5 answers to the still-great question of "What's Twitter for and why should I be on it?"
Even after one of the largest IPO's in history, one of the questions that is still asked is, "What's the point of Twitter and should I be on it?" And this question is usually followed by, "Everyone I know is using it, but I just don't get it."
This is not an embarrassing or skeptical question by some Luddite. It is a great question that deserves an equally great answer. Here's 5 great answers:
5) Twitter, like CNN, isn't for everyone. Some people prefer Instagram (or ESPN Extreme) or YouTube (Fox). The point is that if you're not on it, you won't miss much because content is almost always shared across all these social sites, like relevant news.
4) No, everyone does not use Twitter.

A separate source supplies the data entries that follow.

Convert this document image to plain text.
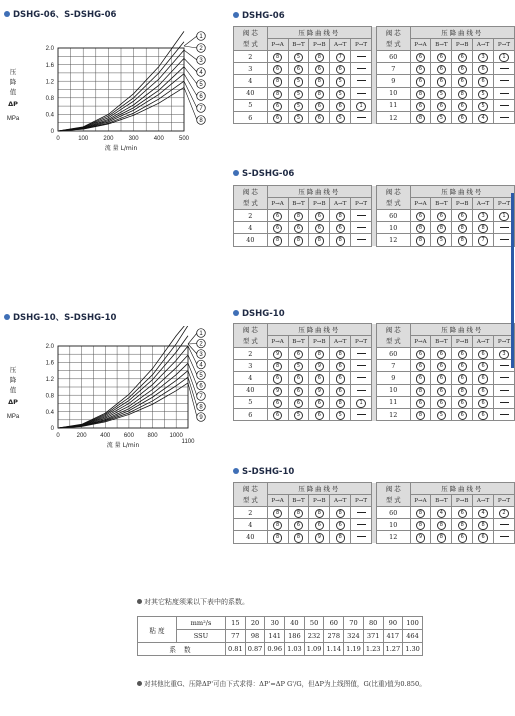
DSHG-06、S-DSHG-06
DSHG-10、S-DSHG-10
0
0.4
0.8
1.2
1.6
2.0
0	100	200	300	400	500
流 量 L/min
压
降
值
ΔP
MPa
1
2
3
4
5
6
7
8
0
0.4
0.8
1.2
1.6
2.0
0	200 400 600 800 1000
1100
流 量 L/min
压
降
值
ΔP
MPa
1
2
3
4
5
6
7
8
9
DSHG-06
阀 芯
型 式	压降曲线号						阀 芯
型 式	压降曲线号				
	P→A	B→T	P→B	A→T	P→T			P→A	B→T	P→B	A→T	P→T
2	8	5	8	7			60	6	6	6	3	1
3	6	6	6	6			7	6	6	6	6	
4	8	5	8	5			9	6	6	6	6	
40	8	5	8	5			10	8	5	8	5	
5	6	5	6	6	1		11	6	6	6	5	
6	6	5	6	5			12	8	5	6	4	
S-DSHG-06
阀 芯
型 式	压降曲线号						阀 芯
型 式	压降曲线号				
	P→A	B→T	P→B	A→T	P→T			P→A	B→T	P→B	A→T	P→T
2	6	8	6	8			60	6	6	6	3	1
4	6	6	6	6			10	8	8	8	8	
40	8	8	8	8			12	8	5	8	7	
DSHG-10
阀 芯
型 式	压降曲线号						阀 芯
型 式	压降曲线号				
	P→A	B→T	P→B	A→T	P→T			P→A	B→T	P→B	A→T	P→T
2	9	6	8	8			60	6	6	6	6	3
3	8	5	9	6			7	6	6	6	6	
4	6	6	6	6			9	6	6	6	6	
40	9	6	9	6			10	8	6	8	6	
5	6	6	6	8	1		11	6	6	6	6	
6	6	5	6	5			12	8	5	6	6	
S-DSHG-10
阀 芯
型 式	压降曲线号						阀 芯
型 式	压降曲线号				
	P→A	B→T	P→B	A→T	P→T			P→A	B→T	P→B	A→T	P→T
2	8	8	8	8			60	8	4	6	4	2
4	8	6	6	6			10	8	8	8	8	
40	8	8	9	8			12	9	8	6	6	
对其它粘度须乘以下表中的系数。
粘 度	mm²/s	15	20	30	40	50	60	70	80	90	100
	SSU	77	98	141	186	232	278	324	371	417	464
系 数		0.81	0.87	0.96	1.03	1.09	1.14	1.19	1.23	1.27	1.30
对其他比重G、压降ΔP'可由下式求得：ΔP'=ΔP G'/G，但ΔP为上线图值，G(比重)值为0.850。
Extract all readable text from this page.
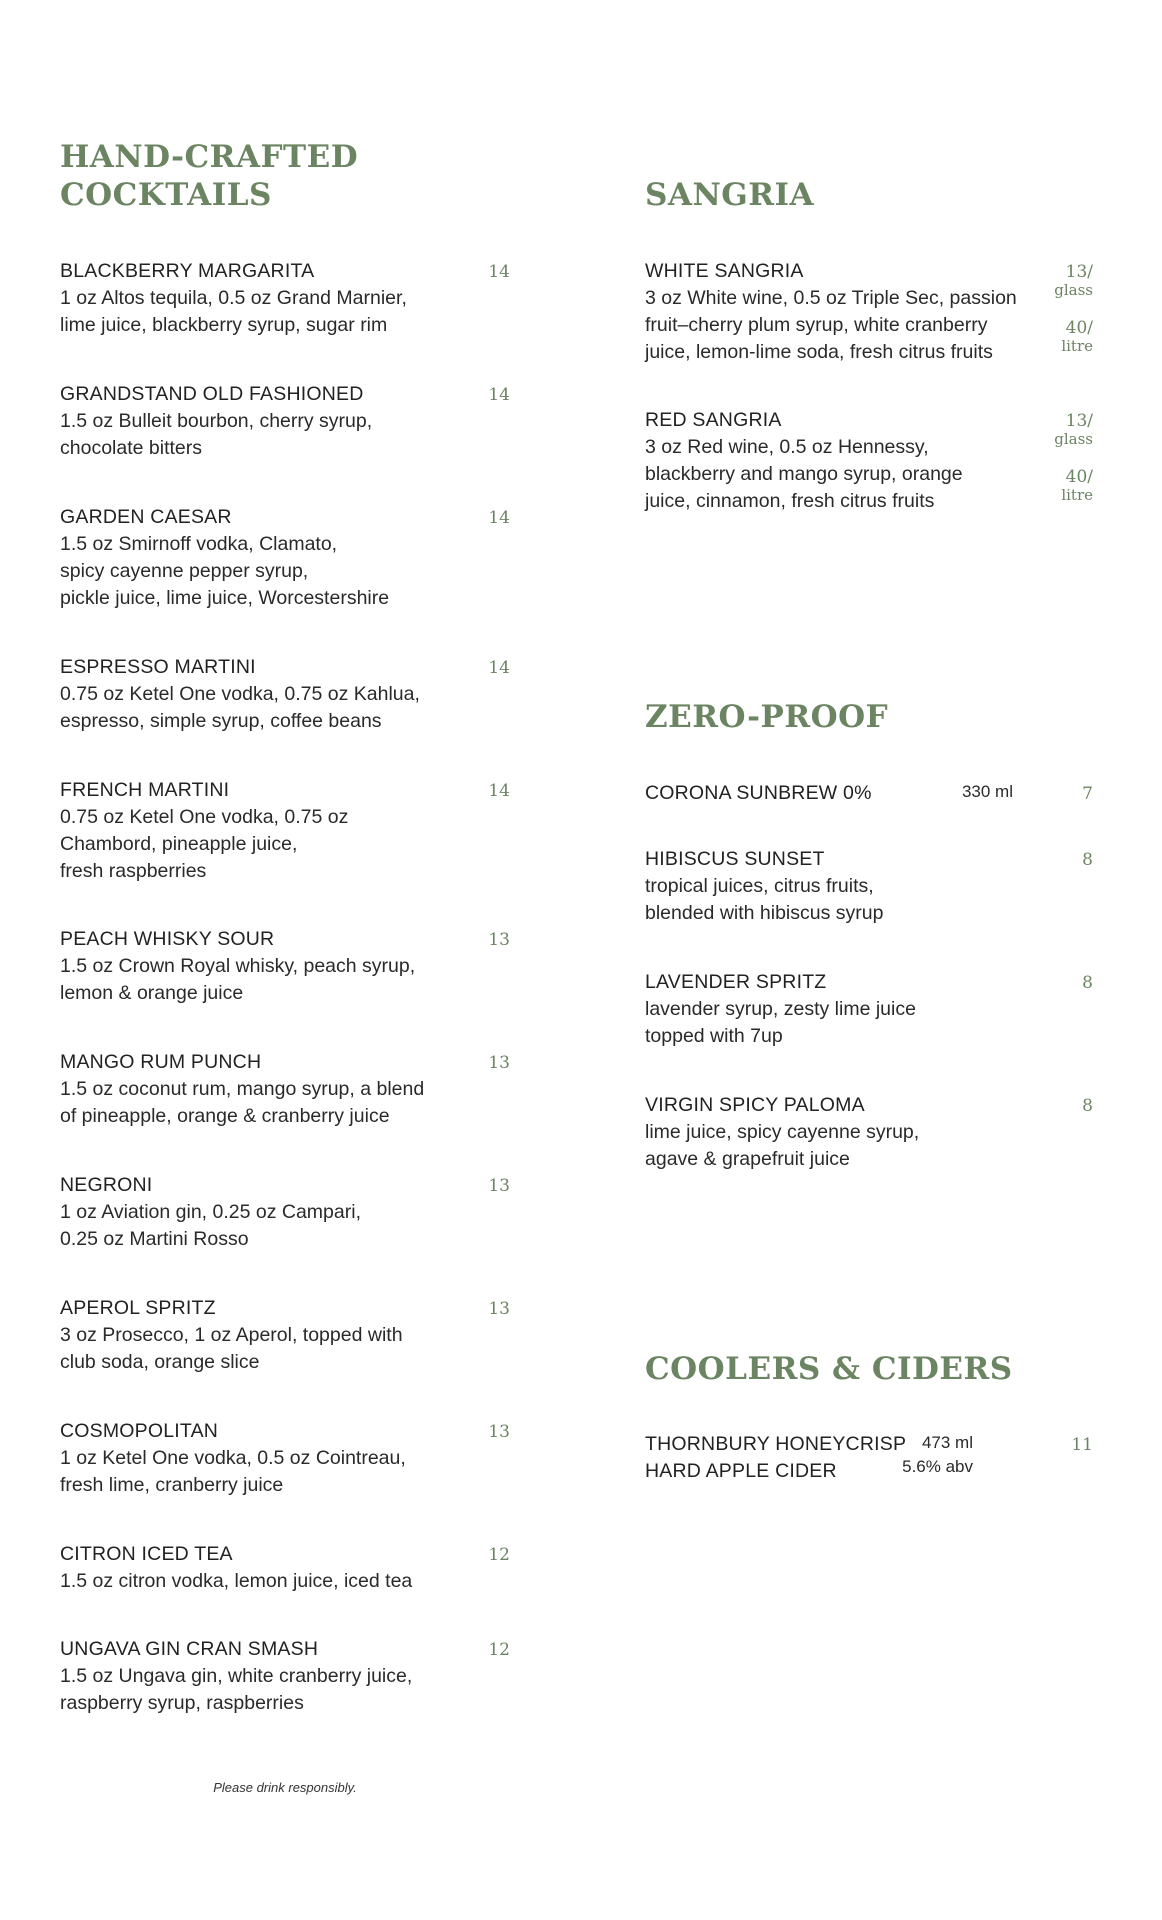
HAND-CRAFTED
COCKTAILS
BLACKBERRY MARGARITA
1 oz Altos tequila, 0.5 oz Grand Marnier,
lime juice, blackberry syrup, sugar rim
14
GRANDSTAND OLD FASHIONED
1.5 oz Bulleit bourbon, cherry syrup,
chocolate bitters
14
GARDEN CAESAR
1.5 oz Smirnoff vodka, Clamato,
spicy cayenne pepper syrup,
pickle juice, lime juice, Worcestershire
14
ESPRESSO MARTINI
0.75 oz Ketel One vodka, 0.75 oz Kahlua,
espresso, simple syrup, coffee beans
14
FRENCH MARTINI
0.75 oz Ketel One vodka, 0.75 oz
Chambord, pineapple juice,
fresh raspberries
14
PEACH WHISKY SOUR
1.5 oz Crown Royal whisky, peach syrup,
lemon & orange juice
13
MANGO RUM PUNCH
1.5 oz coconut rum, mango syrup, a blend
of pineapple, orange & cranberry juice
13
NEGRONI
1 oz Aviation gin, 0.25 oz Campari,
0.25 oz Martini Rosso
13
APEROL SPRITZ
3 oz Prosecco, 1 oz Aperol, topped with
club soda, orange slice
13
COSMOPOLITAN
1 oz Ketel One vodka, 0.5 oz Cointreau,
fresh lime, cranberry juice
13
CITRON ICED TEA
1.5 oz citron vodka, lemon juice, iced tea
12
UNGAVA GIN CRAN SMASH
1.5 oz Ungava gin, white cranberry juice,
raspberry syrup, raspberries
12
Please drink responsibly.
SANGRIA
WHITE SANGRIA
3 oz White wine, 0.5 oz Triple Sec, passion
fruit–cherry plum syrup, white cranberry
juice, lemon-lime soda, fresh citrus fruits
13/
glass
40/
litre
RED SANGRIA
3 oz Red wine, 0.5 oz Hennessy,
blackberry and mango syrup, orange
juice, cinnamon, fresh citrus fruits
13/
glass
40/
litre
ZERO-PROOF
CORONA SUNBREW 0%	330 ml	7
HIBISCUS SUNSET
tropical juices, citrus fruits,
blended with hibiscus syrup
8
LAVENDER SPRITZ
lavender syrup, zesty lime juice
topped with 7up
8
VIRGIN SPICY PALOMA
lime juice, spicy cayenne syrup,
agave & grapefruit juice
8
COOLERS & CIDERS
THORNBURY HONEYCRISP
HARD APPLE CIDER
473 ml
5.6% abv
11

Twitter's supposed value comes from the velocity of the information. But unless you're trained at discerning real info from fake info (like a journalist), or know how to use valuable information (like a Wall Street trader), or care in the slightest about the information in your possession (like an activist), it doesn't matter how quickly you get that information, does it? You'll eventually get it when you need it, and not sooner.
3) Like your TV channels, your get-togethers, or anything else in life, the more, the merrier. So, if you're keeping your social profiles in "stealth mode" with less than 100 friends, you're not going to have the same experience as someone with 1,000 friends, prompting the question of what's the point. Twitter is just a channel through which people communicate. If none of the communications is good for you, you probably need new friends to follow.
2) Twitter's original intention was an alternative to long form blogging. So, if you don't know why you'd want to blog, you wouldn't know why you'd want to tweet. Blogging, if you're still not sure, is like a personal diary. You can blog about anything that inspires you, that angers you, that you'd normally want to share with those closest to you. (And no, if you know how to manage your privacy settings, it actually doesn't have to be public). But often, a well-written, tightly edited, blog entry that takes a couple of hours to write (ahem, like this one) doesn't quite fit the bill of what you'd like to achieve. Sometimes, you really just want to ask a single question, or publish a single thought for your friends to enjoy. And that's what Twitter did. It was a concept that thrived because of smaller attention spans and cultural preferences for soundbytes. Adding additional things to your thoughts (like a URL to redirect people to another website or hashtag to add your thought to the broader pool of tweets about the same topic) came later and ultimately changed this original concept into something closer to what users actually wanted. Like the evolution of P&G's Swiffer to Wet Swiffer, except the evolution happened bottom-up instead of top-down. And it's still evolving.
...and the best answer to the question of What's Twitter for and why you should be on it:
1) Why would anyone care about what you're doing right now? Well, they won't if you don't. So, the question you should really be asking is, do you care what you're doing right now? And if you've got to ask, you should probably be doing something else. So, if you don't get it, don't use it and stop worrying so much about the fact that others get it and you don't. One day, when you're ready, you'll get it and tweet like a pro.